Examples with Replication Data

For an example of the CVDM test utilizing real-world analysis, we can look at a study by Joshi and Mason (2008, Journal of Peace Research 45(6): 765-782). This study employs robust regression to analyze district-level election turnout among peasants in Nepal. Specifically, Joshi and Mason hypothesize that peasant dependence on landed elite for survival will result in higher voter turnout. Using their model of the 1999 parliamentary elections, we can see how the use of a robust regression is supported by the CVDM test. These data are available on the Journal of Peace Research Replication Datasets website and have been included in the package for ease of replication. For full replication and discussion of the CVDM test, see Desmarais and Harden (2014, Quality and Quantity 48(4): 2155-2173).

library(MASS)
library(modeLLtest)

data(nepaldem)

obj_cvdm_jm <- cvdm(percent_regvote1999 ~ landless_gap +
   below1pa_gap + sharecrop_gap + service_gap + fixmoney_gap +
   fixprod_gap + per_without_instcredit + totoalkilled_1000 +
   hdi_gap1 + ln_pop2001 + totalcontestants1999 + cast_eth_fract,
   data = nepaldem, method1 = "OLS", method2 = "RLM-MM")
   
obj_cvdm_jm

model_1999 <- rlm(percent_regvote1999 ~ landless_gap +
   below1pa_gap + sharecrop_gap + service_gap + fixmoney_gap +
   fixprod_gap + per_without_instcredit + totoalkilled_1000 +
   hdi_gap1 + ln_pop2001 + totalcontestants1999 + cast_eth_fract,
   data = nepaldem)

model_1999

rm(nepaldem, obj_cvdm_jm, model_1999) # removing the data and objects

Next, we can look at a study by Golder (2010, Comparative Political Studies 43(1): 3-32) to see an example of the CVMF test. Golder employs the PLM method of estimating a Cox model to investigate Western European government formation duration. She hypothesizes that bargaining complexity leads to increasing delays in government formation as uncertainty increases. The CVMF test indicates that her choice of PLM is the better performing estimator (p < .05) compared to IRR. These data are available on the Harvard Dataverse page (https://doi.org/10.7910/DVN/BUWZBA) and have been included in the package for ease of replication.

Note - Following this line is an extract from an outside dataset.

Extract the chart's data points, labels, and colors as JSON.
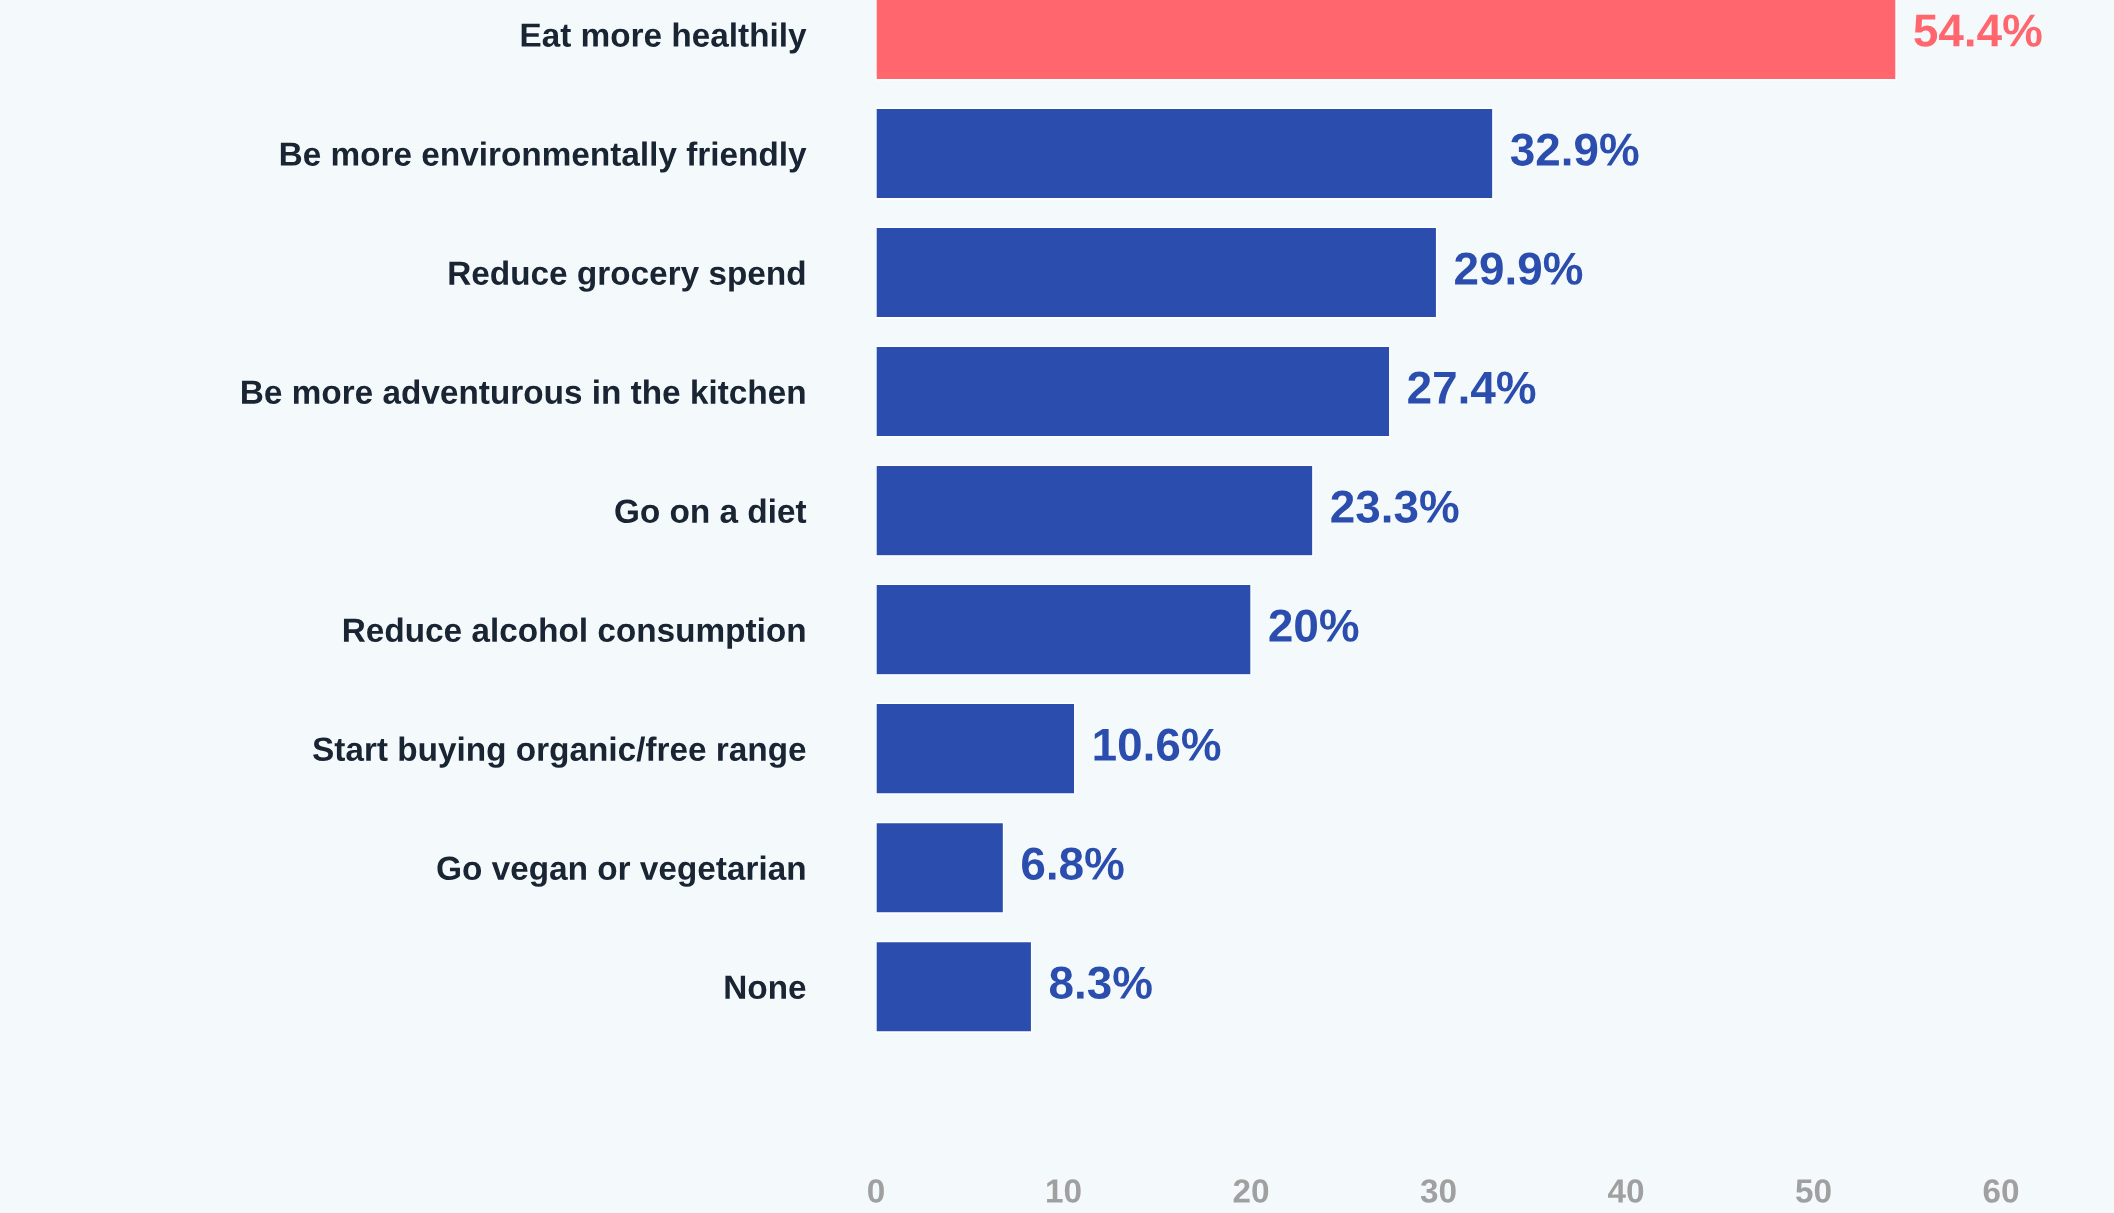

For full replication and discussion of the CVMF test, see Desmarais and Harden (2012, Political Analysis 20(1): 113-135).

library(survival)
library(coxrobust)
library(modeLLtest)

data(govtform)

golder_surv <- Surv(govtform$bargainingdays)

golder_x <- cbind(govtform$postelection, govtform$legislative_parties,
   govtform$polarization, govtform$positive_parl,
   govtform$post_legislative_parties,
   govtform$post_polariz, govtform$post_positive, govtform$continuation,
   govtform$singleparty_majority)
   
colnames(golder_x) <- c("govtform$postelection",
  "govtform$legislative_parties",
  "govtform$polarization", "govtform$positive_parl",
  "govtform$post_legislative_parties", "govtform$post_polariz",
  "govtform$post_positive", "govtform$continuation",
  "govtform$singleparty_majority")
  
obj_cvmf_golder <- cvmf(golder_surv ~ golder_x, method = "efron")
   
obj_cvmf_golder
  
govtform_plm <- coxph(golder_surv ~ golder_x, method = "efron")

govtform_plm

rm(govtform, golder_surv, golder_x, 
    obj_cvmf_golder, govtform_plm) # removing the data and objects

Future Improvements

Next steps for this package include adding more methods to the cvdm() and cvll() functions and optimizing functions - especially cvmf() - to improve speed.